Sun May 19 13:03:47 UTC 2013
Larry Martell <larry.martell at gmail.com>

On Sat, May 18, 2013 at 6:31 PM, James Pifer <jep at obrien-pifer.com> wrote:
> On 5/18/2013 3:23 PM, Larry Martell wrote:
>> On Sat, May 18, 2013 at 1:15 PM, James Pifer <jep at obrien-pifer.com> wrote:
>>> Sorry for the off topic, but don't a better resource. I'm not great at
>>> scripting, but need a quick script to modify a file.
>>>
>>> I have a long file that has lines like this:
>>>
>>> some text
>>> some text2
>>> CN=DATA.OU=XYZ.O=CO
>>> some text3
>>> some text4
>>>
>>> And this repeats, but XYZ changes. "DATA" is always called data. (it's
>>> being renamed basically)
>>>
>>> I need to change the middle line but leave the rest of the file as is
>>> like this:
>>>
>>> some text
>>> some text2
>>> CN=XYZ_DATA.OU=XYZ.O=CO
>>> some text3
>>> some text4
>>>
>>> Anyone know a quick way to do this? Any help is appreciated.
>> cat file | sed -e's/CN=DATA.OU=\(.*\)\.O=CO/CN=\1_DATA.OU=\1.O=CO/'
> Larry,
>
> Thanks for the answer. Still having trouble making it work. Been looking
> at sed for the last two hours. Let me give a specific example of a few
> lines I would want to change:
>
> Let's say my original lines are:
> CN=DATA.OU=XYZ.O=CO
> CN=DATA.OU=XYY.OU=MEM.O=CO
> CN=DATA.OU=XZZ.OU=OOP.O=CO
>
> I want them to look like:
> CN=XYZ_DATA.OU=XYZ.O=CO
> CN=XYY_DATA.OU=XYY.OU=MEM.O=CO
> CN=XZZ_DATA.OU=XZZ.OU=OOP.O=CO
>
> So I need to take the data after the FIRST OU and stick in front of DATA
> with an _ in between. The rest of the line then remains the same.
>
> Hope it makes sense. Appreciate the help!
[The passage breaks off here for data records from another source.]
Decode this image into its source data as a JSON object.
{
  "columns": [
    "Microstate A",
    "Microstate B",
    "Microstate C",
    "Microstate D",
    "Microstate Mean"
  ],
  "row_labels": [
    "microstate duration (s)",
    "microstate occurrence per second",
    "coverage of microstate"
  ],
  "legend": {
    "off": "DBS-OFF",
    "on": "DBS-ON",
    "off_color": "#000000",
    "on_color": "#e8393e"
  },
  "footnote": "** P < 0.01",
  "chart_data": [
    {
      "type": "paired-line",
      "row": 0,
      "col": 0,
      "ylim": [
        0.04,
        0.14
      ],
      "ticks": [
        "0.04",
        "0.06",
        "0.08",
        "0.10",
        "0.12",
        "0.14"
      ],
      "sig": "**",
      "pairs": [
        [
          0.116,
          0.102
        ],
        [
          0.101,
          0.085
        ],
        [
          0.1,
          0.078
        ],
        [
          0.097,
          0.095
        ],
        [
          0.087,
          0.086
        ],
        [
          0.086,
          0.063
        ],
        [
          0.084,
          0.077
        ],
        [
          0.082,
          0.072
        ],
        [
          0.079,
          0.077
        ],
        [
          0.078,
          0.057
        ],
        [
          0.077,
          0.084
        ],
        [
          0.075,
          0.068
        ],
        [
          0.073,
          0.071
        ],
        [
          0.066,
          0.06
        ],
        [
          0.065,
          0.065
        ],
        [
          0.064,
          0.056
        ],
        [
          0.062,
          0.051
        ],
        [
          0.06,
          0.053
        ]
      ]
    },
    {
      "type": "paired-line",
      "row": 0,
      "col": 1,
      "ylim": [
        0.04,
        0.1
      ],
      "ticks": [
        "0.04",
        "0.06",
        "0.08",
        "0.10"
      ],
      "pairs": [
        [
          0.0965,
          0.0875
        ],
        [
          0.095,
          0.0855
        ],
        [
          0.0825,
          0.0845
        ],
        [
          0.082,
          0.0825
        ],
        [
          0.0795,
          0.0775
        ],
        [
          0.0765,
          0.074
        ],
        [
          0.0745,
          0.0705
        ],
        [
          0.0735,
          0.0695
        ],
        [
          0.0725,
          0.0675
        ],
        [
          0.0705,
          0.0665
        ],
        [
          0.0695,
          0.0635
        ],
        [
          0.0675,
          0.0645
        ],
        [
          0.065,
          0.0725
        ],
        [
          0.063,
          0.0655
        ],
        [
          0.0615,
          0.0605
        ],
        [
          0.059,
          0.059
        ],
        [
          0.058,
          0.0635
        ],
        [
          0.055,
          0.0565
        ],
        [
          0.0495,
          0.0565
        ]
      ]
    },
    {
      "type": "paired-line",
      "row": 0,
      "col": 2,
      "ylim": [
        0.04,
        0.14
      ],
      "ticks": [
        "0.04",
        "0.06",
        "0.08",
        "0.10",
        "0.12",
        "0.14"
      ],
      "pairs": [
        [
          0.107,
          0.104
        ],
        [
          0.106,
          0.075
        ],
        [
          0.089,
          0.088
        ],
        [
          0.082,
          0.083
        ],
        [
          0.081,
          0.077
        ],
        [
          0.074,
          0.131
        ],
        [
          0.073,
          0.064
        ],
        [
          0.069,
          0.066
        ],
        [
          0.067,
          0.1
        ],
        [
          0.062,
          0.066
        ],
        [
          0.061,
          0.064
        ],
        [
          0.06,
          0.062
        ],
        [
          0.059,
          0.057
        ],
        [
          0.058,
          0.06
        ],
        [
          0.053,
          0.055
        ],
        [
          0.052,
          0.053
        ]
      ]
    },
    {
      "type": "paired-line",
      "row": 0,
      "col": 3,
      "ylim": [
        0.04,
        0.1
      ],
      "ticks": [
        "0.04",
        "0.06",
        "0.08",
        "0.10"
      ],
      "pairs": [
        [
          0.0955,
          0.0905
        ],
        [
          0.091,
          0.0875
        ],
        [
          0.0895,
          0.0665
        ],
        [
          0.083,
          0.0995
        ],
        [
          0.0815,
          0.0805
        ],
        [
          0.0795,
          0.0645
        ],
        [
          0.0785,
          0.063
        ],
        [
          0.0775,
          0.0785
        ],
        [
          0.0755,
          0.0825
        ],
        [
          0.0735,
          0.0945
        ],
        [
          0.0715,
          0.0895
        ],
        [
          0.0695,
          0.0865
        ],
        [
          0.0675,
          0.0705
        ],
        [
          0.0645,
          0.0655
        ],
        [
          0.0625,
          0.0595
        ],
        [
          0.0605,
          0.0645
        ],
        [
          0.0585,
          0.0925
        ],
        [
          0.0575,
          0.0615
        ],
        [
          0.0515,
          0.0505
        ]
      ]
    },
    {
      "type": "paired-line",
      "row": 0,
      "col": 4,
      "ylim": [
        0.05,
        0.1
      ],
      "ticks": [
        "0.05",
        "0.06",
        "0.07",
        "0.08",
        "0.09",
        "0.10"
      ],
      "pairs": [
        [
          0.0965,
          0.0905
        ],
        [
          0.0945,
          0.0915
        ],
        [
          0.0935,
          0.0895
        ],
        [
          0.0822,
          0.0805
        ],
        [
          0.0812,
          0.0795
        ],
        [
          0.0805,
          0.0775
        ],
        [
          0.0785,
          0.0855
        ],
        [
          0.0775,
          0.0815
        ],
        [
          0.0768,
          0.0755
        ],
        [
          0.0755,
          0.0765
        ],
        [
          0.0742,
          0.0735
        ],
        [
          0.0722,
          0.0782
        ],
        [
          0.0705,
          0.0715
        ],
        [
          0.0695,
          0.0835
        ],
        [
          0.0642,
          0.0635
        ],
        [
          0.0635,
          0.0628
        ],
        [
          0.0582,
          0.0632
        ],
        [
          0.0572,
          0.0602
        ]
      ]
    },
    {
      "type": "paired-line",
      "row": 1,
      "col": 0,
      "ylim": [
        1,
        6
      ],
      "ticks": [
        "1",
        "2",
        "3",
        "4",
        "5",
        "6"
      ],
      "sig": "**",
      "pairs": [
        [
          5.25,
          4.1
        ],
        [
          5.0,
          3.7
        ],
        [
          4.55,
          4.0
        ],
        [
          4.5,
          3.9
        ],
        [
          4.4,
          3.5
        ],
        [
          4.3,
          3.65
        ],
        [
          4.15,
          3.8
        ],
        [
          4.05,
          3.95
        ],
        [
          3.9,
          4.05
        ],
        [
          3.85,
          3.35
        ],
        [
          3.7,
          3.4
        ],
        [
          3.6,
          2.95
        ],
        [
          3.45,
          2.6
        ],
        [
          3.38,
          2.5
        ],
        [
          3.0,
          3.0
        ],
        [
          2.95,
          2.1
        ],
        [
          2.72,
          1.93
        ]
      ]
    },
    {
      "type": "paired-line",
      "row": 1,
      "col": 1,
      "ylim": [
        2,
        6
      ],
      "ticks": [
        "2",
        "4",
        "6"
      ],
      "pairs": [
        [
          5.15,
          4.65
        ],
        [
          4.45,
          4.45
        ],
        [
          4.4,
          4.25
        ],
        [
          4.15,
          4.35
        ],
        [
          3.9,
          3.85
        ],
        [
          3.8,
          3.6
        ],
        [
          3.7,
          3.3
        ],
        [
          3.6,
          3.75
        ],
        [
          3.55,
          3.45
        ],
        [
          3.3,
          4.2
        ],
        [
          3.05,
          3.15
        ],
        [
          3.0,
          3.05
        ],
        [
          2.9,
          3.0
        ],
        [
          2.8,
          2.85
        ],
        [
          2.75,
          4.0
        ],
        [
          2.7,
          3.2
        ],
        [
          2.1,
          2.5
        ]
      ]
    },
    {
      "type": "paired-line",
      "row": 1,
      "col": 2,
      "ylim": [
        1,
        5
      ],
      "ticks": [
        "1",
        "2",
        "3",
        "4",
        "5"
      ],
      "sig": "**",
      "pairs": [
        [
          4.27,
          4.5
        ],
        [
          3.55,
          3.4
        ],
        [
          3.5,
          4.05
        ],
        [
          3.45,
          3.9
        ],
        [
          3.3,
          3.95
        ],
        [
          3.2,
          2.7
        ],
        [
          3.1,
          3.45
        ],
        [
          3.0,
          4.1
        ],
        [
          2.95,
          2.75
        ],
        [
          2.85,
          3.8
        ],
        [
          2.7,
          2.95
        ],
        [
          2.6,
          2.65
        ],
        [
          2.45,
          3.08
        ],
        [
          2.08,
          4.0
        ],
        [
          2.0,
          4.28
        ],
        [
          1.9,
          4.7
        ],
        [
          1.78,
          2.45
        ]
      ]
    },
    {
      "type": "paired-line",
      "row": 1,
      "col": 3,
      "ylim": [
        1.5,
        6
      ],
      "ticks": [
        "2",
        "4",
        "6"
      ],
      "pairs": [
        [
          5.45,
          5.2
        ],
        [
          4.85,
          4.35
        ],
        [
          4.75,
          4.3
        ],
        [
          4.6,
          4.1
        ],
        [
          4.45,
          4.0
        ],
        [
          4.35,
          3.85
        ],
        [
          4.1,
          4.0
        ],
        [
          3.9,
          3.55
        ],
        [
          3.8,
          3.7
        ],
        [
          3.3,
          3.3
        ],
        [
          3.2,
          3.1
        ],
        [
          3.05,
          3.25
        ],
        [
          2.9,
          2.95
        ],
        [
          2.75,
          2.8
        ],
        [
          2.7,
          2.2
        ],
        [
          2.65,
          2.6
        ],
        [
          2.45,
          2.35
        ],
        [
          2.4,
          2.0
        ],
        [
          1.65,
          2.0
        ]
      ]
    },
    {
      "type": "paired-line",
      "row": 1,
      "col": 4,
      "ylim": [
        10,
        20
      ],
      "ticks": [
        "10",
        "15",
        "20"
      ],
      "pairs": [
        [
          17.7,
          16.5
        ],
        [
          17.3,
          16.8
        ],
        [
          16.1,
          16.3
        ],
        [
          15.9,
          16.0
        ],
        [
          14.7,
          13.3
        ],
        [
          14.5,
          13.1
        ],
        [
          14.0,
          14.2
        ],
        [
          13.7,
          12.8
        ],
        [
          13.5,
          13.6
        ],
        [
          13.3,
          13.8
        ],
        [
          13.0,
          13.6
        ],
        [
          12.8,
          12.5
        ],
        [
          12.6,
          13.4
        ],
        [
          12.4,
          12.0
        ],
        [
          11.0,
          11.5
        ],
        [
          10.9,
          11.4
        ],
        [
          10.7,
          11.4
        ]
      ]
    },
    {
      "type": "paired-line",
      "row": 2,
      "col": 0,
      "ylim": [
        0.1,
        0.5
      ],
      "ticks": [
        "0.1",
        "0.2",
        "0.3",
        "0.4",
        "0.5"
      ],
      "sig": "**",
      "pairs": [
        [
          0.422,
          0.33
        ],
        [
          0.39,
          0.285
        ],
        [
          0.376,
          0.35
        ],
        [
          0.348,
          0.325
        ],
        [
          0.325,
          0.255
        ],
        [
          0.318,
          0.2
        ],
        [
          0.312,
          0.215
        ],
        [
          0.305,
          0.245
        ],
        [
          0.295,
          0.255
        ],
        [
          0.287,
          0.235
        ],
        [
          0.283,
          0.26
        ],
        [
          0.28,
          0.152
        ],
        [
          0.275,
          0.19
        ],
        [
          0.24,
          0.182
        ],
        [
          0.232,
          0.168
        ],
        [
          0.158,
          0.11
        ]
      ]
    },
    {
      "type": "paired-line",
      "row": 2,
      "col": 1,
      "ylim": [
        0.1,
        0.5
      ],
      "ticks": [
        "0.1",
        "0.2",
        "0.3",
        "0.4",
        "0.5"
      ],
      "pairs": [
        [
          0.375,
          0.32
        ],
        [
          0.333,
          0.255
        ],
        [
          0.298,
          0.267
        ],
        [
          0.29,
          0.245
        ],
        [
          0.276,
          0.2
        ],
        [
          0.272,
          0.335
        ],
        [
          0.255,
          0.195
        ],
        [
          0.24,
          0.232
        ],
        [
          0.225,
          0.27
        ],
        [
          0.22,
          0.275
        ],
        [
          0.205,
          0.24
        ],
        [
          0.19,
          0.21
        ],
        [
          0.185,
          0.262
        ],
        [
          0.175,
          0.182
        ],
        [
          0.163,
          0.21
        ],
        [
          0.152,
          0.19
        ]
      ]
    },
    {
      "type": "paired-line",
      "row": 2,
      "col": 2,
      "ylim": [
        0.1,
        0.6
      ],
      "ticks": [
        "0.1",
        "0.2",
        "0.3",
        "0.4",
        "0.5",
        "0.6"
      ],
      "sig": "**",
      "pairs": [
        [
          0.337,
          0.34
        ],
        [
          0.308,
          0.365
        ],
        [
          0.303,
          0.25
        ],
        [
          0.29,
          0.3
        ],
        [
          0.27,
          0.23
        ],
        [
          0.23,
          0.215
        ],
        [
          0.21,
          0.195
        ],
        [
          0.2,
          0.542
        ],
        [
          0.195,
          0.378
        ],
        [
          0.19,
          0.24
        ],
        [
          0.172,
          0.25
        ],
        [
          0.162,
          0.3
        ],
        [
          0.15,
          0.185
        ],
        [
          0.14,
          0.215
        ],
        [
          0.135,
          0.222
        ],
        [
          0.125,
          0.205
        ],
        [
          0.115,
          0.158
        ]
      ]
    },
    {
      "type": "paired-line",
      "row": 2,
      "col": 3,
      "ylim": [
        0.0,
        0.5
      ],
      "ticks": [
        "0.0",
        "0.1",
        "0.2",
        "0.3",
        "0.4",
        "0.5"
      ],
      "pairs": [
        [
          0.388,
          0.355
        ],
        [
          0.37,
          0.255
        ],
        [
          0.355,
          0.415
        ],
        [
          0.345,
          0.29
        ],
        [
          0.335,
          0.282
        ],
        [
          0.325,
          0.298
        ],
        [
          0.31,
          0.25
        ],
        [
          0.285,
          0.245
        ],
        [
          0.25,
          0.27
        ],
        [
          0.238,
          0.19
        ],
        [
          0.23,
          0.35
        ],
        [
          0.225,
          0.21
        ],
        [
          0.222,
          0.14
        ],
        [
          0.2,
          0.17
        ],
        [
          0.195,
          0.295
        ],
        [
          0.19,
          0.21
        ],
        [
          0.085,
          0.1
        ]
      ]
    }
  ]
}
sed only does greedy matching, so you'll have to move to a more modern
tool. I'd do this in python. Something like this:

import re, sys

pattern  = re.compile('^(CN=)(DATA\.OU)(.*?)(\..*$)')

for path in sys.argv:
    with open(path, 'r') as fh:
        for line in fh:
            line = line.strip()
            match = pattern.match(line)
            if match:
                print
match.group(1)+match.group(3)+'_'+match.group(2)+match.group(3)+match.group(4)
            else:
                print line

When I run that with your input I get your desired output.